Wednesday, October 16, 2019

Unpacking Some EQAO Measurement Questions: Primary

With the recent release of some of the questions used in this year's EQAO Math tests, I thought it might be useful to share some insights as to how students performed on individual questions and what we might learn from these. I will start by looking at some measurement questions from the Grade 3 test:

I include both the English and French Immersion versions as there was a difference in the results. In English, 82% of the students were right whilst in French, only 68% were right. The most common wrong answer for the French Immersion students was 'mètre'. When I have shown this to some adults who know a bit of French but not a lot, they have also chosen 'mètre' as they did not know what 'clé' meant but knew that 'maison' meant house so figured that metres would be the best answer. Students are not allowed to use English-French dictionaries in the EQAO tests but I wonder if these French Immersion students would have performed better even if a picture of a house key was included?

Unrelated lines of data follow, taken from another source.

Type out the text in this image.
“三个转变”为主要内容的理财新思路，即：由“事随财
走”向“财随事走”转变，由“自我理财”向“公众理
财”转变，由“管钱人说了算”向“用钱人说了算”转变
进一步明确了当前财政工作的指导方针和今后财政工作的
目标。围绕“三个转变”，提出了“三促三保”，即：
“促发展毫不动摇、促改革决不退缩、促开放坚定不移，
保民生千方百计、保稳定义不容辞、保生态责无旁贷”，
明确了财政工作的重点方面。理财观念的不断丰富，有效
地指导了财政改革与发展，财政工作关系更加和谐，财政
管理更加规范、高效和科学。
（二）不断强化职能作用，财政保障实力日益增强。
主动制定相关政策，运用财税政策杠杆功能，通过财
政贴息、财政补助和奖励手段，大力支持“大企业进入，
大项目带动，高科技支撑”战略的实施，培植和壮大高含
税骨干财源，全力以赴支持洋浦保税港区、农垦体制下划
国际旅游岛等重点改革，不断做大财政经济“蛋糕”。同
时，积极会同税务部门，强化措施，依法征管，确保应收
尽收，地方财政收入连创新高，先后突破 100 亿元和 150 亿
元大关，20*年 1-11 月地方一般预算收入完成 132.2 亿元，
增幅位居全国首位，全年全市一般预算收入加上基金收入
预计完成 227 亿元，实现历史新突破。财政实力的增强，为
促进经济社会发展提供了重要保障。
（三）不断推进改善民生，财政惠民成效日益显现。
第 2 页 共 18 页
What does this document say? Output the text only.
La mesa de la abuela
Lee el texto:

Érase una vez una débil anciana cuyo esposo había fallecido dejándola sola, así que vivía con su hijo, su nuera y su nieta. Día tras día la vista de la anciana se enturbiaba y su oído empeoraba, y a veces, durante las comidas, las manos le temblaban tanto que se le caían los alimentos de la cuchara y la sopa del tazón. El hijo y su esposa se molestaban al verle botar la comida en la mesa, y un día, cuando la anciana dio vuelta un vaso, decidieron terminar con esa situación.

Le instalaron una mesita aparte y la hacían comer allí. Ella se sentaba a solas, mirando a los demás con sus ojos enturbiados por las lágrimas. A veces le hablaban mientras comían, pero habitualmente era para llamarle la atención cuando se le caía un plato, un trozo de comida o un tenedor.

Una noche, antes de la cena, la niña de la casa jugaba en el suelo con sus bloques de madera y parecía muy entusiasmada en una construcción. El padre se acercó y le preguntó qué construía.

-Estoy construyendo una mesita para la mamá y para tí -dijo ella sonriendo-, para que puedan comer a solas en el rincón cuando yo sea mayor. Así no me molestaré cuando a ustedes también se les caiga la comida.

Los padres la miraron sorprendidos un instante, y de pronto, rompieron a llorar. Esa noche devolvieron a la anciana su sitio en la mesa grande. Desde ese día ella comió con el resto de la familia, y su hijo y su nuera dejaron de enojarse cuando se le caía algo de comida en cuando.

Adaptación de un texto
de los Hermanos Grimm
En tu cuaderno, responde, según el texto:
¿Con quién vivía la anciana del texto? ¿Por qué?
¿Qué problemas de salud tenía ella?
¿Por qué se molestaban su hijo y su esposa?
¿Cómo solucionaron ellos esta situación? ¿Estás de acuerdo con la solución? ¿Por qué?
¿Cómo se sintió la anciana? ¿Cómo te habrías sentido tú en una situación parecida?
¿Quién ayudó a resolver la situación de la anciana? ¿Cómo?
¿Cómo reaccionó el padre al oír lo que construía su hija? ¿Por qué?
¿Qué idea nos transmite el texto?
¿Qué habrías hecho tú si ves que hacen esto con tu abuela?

Here is another interesting question:
Recent tweets from Steven Strogatz revealed his concern that students do not know about analogue clocks. In this question, 68% of the students were right with French Immersion students slightly higher than their English counterparts (76% to 67%). I wonder if this difference a result of the clock being more frequently used as a tool for developing the language in French Immersion classes. I also wonder if telling the time is best taught not as a separate unit but as an ongoing life skill throughout the day, throughout the year. A simple act of taking 30 seconds to stop the class and get them to look at the clock to tell the time, done five or six times throughout the day could have a massive impact on student learning. I've shared some ideas on why analogue clocks are fantastic tools for developing Mathematical thinking previously in this post. 

This question also reveals a common misconception:
Only 57% of students got this correct. Over a quarter of the students chose 240 minutes. This does not surprise me as I often see a common counting misconception where students are asked to count up (or down) by ones from a start number (bolded) and write:
157, 158, 159, 200
or
300, 259, 258, 257
I call this microwave math as I think it develops from situations such as looking at the decimal clack on a microwave, putting in your food, pressing '3 0 0' then start and, WOW! The next number is 259!
So how to address this misconception? Well, firstly we need to acknowledge it exists and not assume that all students (even if they can tell the time) know that there are 60 minutes in an hour. I have seen some teachers write the number of minutes alongside each hour number on their classroom clock, and then ask questions such as, 'It is two hours to lunch. How many minutes is that?' I have also seen some teachers use a double number line with hours on top and the corresponding minutes below. Such strategies done at frequent intervals throughout the year could go a long way to fixing this common misconception.

A final question which is revealing, is this one:
Here, just less than half the students (49%) got this correct. The most common wrong answer was the top one (one-quarter litre, one-half litre, 1 L, 2 L). I wonder how many of these students misread (or are used to seeing) it as a smallest to greatest question? If so, then at least they were kind of correct! What is more problematic are the students who chose one of the middle two answers. For the second one (chosen by 12% of students), I would assume that they are thinking greatest to smallest as this list has 2 L followed by 1 L. Do these students also think that one-quarter litre and one-half litre are therefore bigger than two litres? For the third option, again assuming that the students are thinking greatest to smallest (on account of 2 L being followed by 1 L), do these students think that one-quarter litre is greater than one-half litre? If so this reminds me of the McDonald's-A&Ws math misconception:
So how do we address this misconception? For students to really understand measurement, they need to spend a lot of time practically measuring things. They MUST experience measuring with rulers, tape measures, scales, or, in this case, by pouring water into containers to see the difference between one litre, one-half litre and one-quarter litre. It is actually a great way to develop fractional understanding too (How many quarter cups of water do you need to fill a full cup?)
One final thought: I wonder if any students were confused by the notation used i.e. 2 litres written as 2 L? I only mention this as I am not sure how often (if ever) I use an upper case L to stand for litres. I either write litres out in full or use a lower case l.